Bik Inem menghampiri, menaruh minuman di hadapan masing-masing dengan selera berbeda.

"Menurutku letak cafe kurang strategis. Area sekolah enggak menjamin banyak pengunjung menikmati kopi, aku enggak memungkiri pasti ada beberapa orang bertamu ke situ sekedar melepas stres, meski begitu aku tetap enggak habis pikir kenapa mendirikan tempat bersantai di lokasi terisolasi?" cakap Rahsya mengkritik.

Naura memegang pergelangan tangan Rahsya, menyeruput teh manis yang hendak diminum oleh pemiliknya.

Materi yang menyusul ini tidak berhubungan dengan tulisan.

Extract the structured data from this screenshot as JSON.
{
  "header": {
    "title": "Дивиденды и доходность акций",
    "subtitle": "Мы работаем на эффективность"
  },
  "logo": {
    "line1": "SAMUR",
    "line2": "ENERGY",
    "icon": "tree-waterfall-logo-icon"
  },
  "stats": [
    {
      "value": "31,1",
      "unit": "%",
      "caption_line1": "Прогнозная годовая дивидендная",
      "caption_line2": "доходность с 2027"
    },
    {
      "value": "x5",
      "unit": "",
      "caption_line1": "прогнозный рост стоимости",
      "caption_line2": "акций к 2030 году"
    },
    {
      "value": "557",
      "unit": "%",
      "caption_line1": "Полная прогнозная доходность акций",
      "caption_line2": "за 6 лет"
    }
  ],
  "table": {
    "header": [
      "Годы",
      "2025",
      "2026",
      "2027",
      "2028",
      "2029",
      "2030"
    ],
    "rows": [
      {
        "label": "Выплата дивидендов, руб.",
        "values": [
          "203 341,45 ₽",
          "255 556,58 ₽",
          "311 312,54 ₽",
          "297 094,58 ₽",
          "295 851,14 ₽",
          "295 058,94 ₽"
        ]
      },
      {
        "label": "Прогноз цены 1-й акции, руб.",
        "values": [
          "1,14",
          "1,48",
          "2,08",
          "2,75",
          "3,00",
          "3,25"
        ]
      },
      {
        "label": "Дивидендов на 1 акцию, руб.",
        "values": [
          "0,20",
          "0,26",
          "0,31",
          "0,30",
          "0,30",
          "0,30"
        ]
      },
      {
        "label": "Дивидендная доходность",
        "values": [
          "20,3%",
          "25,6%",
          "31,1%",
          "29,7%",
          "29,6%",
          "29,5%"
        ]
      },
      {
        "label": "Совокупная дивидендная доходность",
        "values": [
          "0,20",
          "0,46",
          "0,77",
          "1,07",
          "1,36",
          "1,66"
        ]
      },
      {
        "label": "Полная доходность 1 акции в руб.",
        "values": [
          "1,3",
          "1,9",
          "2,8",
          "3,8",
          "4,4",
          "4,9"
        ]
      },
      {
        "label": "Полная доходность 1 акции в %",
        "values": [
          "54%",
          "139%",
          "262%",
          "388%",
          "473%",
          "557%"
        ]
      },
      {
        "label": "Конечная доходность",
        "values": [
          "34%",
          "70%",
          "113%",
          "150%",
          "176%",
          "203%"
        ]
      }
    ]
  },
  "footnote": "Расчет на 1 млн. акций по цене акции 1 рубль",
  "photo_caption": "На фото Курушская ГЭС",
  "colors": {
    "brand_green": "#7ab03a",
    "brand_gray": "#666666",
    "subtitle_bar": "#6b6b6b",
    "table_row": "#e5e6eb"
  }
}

"Awas panas," ucap Rahsya.

"Benar tanggapanmu. Cafe tanpa nama yang kita bahas semalam itu, sebenarnya belum dibangun dan baru perencanaan saja namun kebetulan karena kamu kesusahan mencari pekerjaan untuk berkarir, saya langsung punya gambaran bahwa kamu bisa berbisnis mengelola cafe impian saya," jelas Pak Aksan.

"Jadi tawaran kemarin cuma omong kosong? Hampir aja aku tertipu," gumam Rahsya.

"Tawaran kemarin memang serius, saya mau kamu mengelola cafe sebaik mungkin. Pemilihan lokasinya tentu saja bukan di sekitar sekolah, berhubung saya sudah menemukan orang yang cocok dijadikan pengurus, siang ini saya akan merealisasikan perencanaan di kantor dengan seorang arsitek," pungkas Pak Aksan.